Le joueur britannique de double Joe Salisbury a révélé qu’il a lutté contre l’anxiété tout au long de la saison, une pression qui l’a poussé à envisager de prendre une pause prolongée avec le tennis. Après une année riche en finales, le numéro 10 mondial souhaite se ressourcer avant de reprendre la compétition au printemps.
« J’ai parfois eu du mal à gérer la situation et cela m’a donné envie de ne pas jouer et de concourir à certains moments de l’année », a confié Salisbury. Il décrit des symptômes physiques et émotionnels intenses : « C’est vraiment pesant, on a mal au ventre. J’ai du mal à dormir et, à cause de cette sensation, j’ai du mal à bien manger, à manger suffisamment. » Il compare cette expérience à « un sentiment de terreur : quelque chose de grave va se produire. »
Malgré ces difficultés, Salisbury a maintenu un niveau de performance élevé en double avec son compatriote Neal Skupski.
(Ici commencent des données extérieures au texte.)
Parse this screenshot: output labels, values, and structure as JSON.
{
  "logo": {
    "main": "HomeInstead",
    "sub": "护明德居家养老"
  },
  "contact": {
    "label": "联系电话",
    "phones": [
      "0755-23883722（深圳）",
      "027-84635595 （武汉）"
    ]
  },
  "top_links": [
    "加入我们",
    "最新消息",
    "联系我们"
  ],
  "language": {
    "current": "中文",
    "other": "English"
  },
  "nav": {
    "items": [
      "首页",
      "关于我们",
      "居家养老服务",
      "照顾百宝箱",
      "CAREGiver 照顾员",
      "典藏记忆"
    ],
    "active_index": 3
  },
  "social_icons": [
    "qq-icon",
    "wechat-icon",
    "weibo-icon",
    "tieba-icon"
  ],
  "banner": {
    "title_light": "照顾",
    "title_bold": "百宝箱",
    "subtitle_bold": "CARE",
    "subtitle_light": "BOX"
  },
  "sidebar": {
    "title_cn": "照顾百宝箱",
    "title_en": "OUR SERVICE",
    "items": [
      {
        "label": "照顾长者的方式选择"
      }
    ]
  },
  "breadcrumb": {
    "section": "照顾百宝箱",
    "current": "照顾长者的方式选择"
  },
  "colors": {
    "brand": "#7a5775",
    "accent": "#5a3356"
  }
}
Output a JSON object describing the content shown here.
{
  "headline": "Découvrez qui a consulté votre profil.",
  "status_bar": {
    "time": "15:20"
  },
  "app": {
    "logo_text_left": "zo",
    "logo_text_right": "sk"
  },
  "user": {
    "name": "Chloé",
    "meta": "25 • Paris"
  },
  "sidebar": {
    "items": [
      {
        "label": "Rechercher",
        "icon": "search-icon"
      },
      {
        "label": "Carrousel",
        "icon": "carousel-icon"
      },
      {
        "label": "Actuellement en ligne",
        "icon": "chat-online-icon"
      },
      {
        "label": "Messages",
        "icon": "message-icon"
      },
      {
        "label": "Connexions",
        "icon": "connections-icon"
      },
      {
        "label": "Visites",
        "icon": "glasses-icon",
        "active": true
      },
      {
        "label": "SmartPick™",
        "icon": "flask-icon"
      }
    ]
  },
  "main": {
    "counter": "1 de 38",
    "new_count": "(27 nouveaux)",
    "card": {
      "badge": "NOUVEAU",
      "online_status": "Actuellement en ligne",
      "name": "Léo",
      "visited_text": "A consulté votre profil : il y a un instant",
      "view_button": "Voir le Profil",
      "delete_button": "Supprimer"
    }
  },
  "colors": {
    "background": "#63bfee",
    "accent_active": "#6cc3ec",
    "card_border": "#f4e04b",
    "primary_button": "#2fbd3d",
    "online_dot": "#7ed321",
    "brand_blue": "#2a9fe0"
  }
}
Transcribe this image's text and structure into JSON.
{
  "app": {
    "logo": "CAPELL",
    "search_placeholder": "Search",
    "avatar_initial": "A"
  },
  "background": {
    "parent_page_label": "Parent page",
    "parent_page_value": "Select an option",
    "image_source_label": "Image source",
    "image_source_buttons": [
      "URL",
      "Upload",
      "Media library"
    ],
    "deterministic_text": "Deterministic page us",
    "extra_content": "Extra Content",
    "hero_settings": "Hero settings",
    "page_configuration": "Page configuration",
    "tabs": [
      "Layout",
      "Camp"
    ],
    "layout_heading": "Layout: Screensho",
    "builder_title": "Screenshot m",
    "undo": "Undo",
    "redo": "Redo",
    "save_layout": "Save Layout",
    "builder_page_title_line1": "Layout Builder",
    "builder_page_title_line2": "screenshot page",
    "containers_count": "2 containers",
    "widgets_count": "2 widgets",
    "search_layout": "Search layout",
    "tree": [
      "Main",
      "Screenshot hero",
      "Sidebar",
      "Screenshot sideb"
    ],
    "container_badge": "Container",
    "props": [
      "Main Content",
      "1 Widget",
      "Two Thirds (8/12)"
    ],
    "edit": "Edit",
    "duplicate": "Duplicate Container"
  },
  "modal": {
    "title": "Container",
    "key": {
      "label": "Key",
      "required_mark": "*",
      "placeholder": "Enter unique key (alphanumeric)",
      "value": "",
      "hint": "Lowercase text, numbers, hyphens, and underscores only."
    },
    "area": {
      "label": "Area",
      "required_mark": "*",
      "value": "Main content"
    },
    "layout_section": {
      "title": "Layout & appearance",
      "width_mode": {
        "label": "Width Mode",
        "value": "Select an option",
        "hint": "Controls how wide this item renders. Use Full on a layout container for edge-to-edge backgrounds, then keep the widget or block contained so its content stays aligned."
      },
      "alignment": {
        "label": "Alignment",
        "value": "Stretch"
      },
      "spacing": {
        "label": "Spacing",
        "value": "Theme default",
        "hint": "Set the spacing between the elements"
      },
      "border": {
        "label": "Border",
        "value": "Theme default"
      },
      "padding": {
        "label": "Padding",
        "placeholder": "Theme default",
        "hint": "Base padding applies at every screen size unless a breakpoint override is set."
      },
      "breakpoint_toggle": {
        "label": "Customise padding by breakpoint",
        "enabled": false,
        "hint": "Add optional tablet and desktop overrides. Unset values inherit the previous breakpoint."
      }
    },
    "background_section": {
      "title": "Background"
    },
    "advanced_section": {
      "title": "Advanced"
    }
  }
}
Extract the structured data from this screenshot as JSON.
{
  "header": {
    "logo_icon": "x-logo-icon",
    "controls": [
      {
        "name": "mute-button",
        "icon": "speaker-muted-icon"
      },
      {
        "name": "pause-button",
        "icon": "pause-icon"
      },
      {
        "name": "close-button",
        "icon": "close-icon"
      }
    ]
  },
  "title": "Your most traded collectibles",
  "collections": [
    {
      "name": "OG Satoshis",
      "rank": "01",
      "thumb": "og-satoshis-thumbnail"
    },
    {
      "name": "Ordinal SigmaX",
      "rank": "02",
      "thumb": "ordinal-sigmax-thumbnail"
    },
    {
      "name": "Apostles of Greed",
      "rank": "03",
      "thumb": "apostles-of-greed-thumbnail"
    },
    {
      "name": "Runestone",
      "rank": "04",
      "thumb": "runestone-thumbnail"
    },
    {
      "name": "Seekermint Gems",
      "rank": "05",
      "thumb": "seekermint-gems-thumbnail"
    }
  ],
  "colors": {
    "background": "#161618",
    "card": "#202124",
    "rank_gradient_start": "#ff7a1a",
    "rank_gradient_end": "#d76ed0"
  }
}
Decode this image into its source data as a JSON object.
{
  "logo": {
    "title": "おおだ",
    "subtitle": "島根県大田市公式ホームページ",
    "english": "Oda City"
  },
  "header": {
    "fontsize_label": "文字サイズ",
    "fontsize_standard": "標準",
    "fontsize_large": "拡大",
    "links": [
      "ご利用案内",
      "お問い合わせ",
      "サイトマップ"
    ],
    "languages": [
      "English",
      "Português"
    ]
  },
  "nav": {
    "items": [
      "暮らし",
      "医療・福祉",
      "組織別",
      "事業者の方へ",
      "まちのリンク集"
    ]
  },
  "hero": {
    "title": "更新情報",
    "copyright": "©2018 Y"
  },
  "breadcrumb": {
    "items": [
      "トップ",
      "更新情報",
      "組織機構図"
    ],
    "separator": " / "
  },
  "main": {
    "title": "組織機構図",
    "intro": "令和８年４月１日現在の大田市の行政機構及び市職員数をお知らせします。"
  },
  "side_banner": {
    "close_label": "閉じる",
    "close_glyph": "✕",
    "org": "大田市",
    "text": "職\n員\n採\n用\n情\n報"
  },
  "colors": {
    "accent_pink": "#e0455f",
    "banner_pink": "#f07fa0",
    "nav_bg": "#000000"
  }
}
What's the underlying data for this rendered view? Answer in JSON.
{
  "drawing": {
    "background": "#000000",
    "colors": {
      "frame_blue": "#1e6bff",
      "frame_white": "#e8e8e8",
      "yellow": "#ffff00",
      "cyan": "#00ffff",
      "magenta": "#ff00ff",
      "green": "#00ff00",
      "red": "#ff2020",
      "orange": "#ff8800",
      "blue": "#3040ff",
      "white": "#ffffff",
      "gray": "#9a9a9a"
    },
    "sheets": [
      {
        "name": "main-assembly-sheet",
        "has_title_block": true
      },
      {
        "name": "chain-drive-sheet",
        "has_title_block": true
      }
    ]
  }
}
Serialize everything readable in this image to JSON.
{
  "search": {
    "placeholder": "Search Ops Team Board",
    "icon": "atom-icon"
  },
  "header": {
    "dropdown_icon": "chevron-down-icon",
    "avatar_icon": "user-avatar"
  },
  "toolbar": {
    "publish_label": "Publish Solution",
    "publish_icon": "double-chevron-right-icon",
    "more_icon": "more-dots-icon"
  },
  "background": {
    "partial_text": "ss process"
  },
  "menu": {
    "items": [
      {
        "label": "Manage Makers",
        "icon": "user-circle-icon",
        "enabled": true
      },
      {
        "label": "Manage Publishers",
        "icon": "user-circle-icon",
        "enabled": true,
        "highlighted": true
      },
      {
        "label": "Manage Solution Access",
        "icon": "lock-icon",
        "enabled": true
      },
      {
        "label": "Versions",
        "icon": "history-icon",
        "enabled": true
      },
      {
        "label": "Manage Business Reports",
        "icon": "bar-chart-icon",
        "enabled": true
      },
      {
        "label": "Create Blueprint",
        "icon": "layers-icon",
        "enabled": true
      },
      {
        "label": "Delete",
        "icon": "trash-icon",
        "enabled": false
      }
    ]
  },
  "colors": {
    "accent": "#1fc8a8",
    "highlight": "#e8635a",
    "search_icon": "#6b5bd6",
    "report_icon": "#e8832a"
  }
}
Ils ont atteint six finales cette saison, dont celles des Internationaux de France, de l’US Open et des finales ATP de Turin la semaine dernière, sans toutefois décrocher de titre.
« Je ne dirais pas que cela a autant affecté mon tennis », a-t-il précisé. « Nous avons bien joué, surtout ces six derniers mois. J’ai l’impression d’avoir bien géré cela et d’avoir réussi à me mettre dans un état suffisamment bon sur le terrain pour bien performer dans la plupart des matches que j’ai disputés. » Cependant, il reconnaît que cette lutte intérieure a eu un coût important : « Je pense que cela a demandé un lourd tribut émotionnel et mental supplémentaire. Cela signifie que ce n’est tout simplement pas agréable de participer à la plupart des tournois auxquels j’ai joué. »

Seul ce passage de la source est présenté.